Final by default?

Manu turkeyman at gmail.com
Thu Mar 13 20:48:40 PDT 2014


On 14 March 2014 06:09, Andrei Alexandrescu
<SeeWebsiteForEmail at erdani.org>wrote:

> On 3/13/14, 11:37 AM, Paolo Invernizzi wrote:
>
>> As I've stated, it is not about the single decision, I don't care about
>> final vs virtual in our code. it's about the whole way that "planned
>> improvement" changes to the language are managed.
>>
>
> Got it, thanks.
>
>
>  What I was meaning is: why the past mega-thread about virtual vs final
>> (that I don't care about!) that seemed (to me!) that placed a concrete
>> direction goal was (to me!) scraped like a thunder in clean sky.
>>
>> Where's the discussion why "it turned out to be not enough"?
>>
>> What scares me (as a company using the language) was that I wasn't able
>> to "grasp" that fact in forum till now.
>>
>> So, that could also happen to *other* aspect of the language that a care
>> for my business, without even having the ability do discuss about the
>> motivation of a decision.
>>
>>  There must be a way to convey that a decision has been made. It is
>>> understood it won't please everybody, just like going the other way
>>> won't please everybody. Please let me know what that way is.
>>>
>>
>> Again, the whole point was that it seemed to me that a decision was
>> taken in that famous thread.
>>
>> My feedback, take it as you want Andrei, it is that such behaviours are
>> a way more scaring that the hole point of managing a "planned" (again!)
>> language change.
>>
>
> Understood. That's one angle. The other angle is that a small but vocal
> faction can intimidate the language leadership to effect a large breaking
> change that it doesn't believe in.
>

I feel like this was aimed at me, and I also feel it's unfair.

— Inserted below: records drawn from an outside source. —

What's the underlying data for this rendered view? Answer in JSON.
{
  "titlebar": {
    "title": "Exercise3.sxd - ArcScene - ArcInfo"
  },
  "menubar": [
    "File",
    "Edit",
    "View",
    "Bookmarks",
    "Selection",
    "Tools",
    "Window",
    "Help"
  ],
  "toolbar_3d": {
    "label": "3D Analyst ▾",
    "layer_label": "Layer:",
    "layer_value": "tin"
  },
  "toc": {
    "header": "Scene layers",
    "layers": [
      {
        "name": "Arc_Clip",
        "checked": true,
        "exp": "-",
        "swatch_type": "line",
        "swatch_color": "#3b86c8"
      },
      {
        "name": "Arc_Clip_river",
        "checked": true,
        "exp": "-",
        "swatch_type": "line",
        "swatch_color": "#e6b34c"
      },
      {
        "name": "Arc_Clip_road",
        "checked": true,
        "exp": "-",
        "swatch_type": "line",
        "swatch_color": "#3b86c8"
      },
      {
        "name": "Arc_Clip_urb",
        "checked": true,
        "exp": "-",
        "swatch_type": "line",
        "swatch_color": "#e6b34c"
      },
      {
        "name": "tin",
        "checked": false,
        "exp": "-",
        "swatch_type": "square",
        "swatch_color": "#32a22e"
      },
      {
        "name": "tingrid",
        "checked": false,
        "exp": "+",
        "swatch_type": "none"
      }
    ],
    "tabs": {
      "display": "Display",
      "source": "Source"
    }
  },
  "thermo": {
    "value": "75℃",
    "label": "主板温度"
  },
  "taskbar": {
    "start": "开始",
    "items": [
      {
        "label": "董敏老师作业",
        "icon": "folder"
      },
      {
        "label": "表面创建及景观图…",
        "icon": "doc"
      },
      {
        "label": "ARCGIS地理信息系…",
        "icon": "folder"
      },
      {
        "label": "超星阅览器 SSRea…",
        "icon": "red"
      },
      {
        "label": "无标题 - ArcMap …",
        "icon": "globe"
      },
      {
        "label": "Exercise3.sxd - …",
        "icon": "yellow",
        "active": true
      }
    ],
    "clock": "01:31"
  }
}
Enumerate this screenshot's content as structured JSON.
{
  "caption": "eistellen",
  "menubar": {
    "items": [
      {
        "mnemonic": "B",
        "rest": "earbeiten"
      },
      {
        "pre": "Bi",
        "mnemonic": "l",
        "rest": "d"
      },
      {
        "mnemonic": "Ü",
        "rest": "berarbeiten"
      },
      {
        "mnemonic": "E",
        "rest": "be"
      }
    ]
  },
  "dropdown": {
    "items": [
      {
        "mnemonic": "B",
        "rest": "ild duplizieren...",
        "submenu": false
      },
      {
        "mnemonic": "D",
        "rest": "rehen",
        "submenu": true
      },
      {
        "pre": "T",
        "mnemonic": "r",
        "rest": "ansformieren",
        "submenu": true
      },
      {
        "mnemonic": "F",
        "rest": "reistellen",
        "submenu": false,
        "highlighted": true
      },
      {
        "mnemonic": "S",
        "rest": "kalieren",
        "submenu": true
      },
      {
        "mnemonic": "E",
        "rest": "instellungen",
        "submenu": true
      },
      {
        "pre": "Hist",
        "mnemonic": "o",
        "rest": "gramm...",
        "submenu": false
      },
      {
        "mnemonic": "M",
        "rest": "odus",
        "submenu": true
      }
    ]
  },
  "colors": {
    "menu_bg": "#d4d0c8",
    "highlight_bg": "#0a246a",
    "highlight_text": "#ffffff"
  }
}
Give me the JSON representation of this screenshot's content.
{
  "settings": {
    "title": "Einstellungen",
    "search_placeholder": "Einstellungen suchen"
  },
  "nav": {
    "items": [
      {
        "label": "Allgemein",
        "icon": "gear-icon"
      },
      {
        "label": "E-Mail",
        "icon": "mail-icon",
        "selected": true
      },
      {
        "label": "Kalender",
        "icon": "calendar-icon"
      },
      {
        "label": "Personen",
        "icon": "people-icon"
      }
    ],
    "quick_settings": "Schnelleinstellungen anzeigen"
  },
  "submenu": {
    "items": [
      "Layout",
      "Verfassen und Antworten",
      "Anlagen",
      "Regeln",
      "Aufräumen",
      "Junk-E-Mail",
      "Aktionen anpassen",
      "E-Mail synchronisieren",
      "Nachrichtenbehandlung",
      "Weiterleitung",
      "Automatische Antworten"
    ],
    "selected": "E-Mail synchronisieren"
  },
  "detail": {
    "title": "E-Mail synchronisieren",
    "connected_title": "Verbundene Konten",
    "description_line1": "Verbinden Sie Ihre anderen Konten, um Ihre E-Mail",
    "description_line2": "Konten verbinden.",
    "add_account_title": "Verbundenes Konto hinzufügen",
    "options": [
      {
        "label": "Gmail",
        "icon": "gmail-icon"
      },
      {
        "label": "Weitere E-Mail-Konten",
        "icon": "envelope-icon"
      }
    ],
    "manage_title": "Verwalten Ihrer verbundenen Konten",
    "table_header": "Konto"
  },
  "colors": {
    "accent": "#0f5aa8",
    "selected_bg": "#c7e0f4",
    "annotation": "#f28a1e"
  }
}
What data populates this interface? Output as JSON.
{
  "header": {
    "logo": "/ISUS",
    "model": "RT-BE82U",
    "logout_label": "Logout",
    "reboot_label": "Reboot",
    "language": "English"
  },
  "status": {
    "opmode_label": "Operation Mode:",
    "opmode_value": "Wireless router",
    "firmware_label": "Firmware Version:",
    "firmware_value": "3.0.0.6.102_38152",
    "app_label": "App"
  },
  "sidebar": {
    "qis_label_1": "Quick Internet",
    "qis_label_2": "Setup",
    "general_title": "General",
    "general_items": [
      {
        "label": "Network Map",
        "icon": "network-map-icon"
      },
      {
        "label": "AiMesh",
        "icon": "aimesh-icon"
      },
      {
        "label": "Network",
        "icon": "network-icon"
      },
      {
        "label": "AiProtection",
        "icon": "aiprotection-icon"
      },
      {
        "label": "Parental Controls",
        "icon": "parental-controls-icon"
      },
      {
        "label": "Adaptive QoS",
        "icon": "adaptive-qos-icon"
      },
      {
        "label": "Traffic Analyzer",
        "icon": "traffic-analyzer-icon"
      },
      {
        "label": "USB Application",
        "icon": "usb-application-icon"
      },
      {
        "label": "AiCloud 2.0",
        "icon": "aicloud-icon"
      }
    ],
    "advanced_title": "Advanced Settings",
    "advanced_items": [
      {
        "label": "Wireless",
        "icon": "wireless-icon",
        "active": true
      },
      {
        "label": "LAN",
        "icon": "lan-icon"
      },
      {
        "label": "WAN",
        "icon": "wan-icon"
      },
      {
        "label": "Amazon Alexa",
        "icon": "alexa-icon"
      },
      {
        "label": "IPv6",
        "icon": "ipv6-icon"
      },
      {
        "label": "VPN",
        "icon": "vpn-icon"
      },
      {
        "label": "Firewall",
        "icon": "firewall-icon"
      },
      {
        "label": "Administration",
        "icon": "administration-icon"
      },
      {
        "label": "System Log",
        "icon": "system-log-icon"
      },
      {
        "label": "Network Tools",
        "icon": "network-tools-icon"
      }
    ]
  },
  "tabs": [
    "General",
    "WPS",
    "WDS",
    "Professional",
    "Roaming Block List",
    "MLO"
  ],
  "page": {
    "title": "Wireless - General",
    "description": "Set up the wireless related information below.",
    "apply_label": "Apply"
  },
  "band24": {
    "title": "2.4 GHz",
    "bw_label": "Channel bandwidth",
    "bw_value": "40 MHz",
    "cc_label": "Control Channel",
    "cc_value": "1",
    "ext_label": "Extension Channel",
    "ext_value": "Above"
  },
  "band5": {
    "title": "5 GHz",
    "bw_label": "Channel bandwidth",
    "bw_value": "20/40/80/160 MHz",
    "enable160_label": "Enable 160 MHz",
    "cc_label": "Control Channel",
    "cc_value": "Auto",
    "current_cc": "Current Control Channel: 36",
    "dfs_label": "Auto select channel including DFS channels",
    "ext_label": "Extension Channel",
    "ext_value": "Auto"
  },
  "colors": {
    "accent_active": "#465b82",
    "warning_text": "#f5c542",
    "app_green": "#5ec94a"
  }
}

If you recall back to the first threads on the topic, I was the absolute
minority, almost a lone voice. Practically nobody agreed, infact, there was
quite aggressive objection across the board, until much discussion about it
has passed.
I was amazed to see in this thread how many have changed their minds from
past discussions. Infact, my impression from this thread is that the change
now has almost unanimous support, and by my recollection, many(/most?) of
those people were initially against.

To say this is a small vocal faction is unfair (unless you mean me
personally?). A whole bunch of people who were originally against, but were
convinced by argument and evidence is not a 'faction' with an agenda to
intimidate their will upon leadership.
I suspect what seems strange to the participants in this thread, that
despite what eventually appears to have concluded in almost unanimous
agreement (especially surprising considering the starting point years
back!), is the abrupt refusal.
That's Walter's prerogative I guess... if he feels that strongly about it,
then I'm not going to force the issue any more.

I am surprised though, considering the level of support for the change
expressed in this thread, which came as a surprise to me; it's the highest
it's ever been... much greater than in prior discussions on the topic.
You always say forum participation is not a fair representation of the
community, but when the forum representation is near unanimous, you have to
begin to be able to make some assumptions about the wider communities
opinion.

Back to pushing the ARC wagon for me...

Also let's not forget that a bunch of people will have not had contact with
> the group and will not have read the respective thread. For them -- happy
> campers who get work done in D day in and day out, feeling no speed impact
> whatsoever from a virtual vs. final decision -- we are simply exercising
> the brunt of a deprecation cycle with undeniable costs and questionable (in
> Walter's and my opinion) benefits.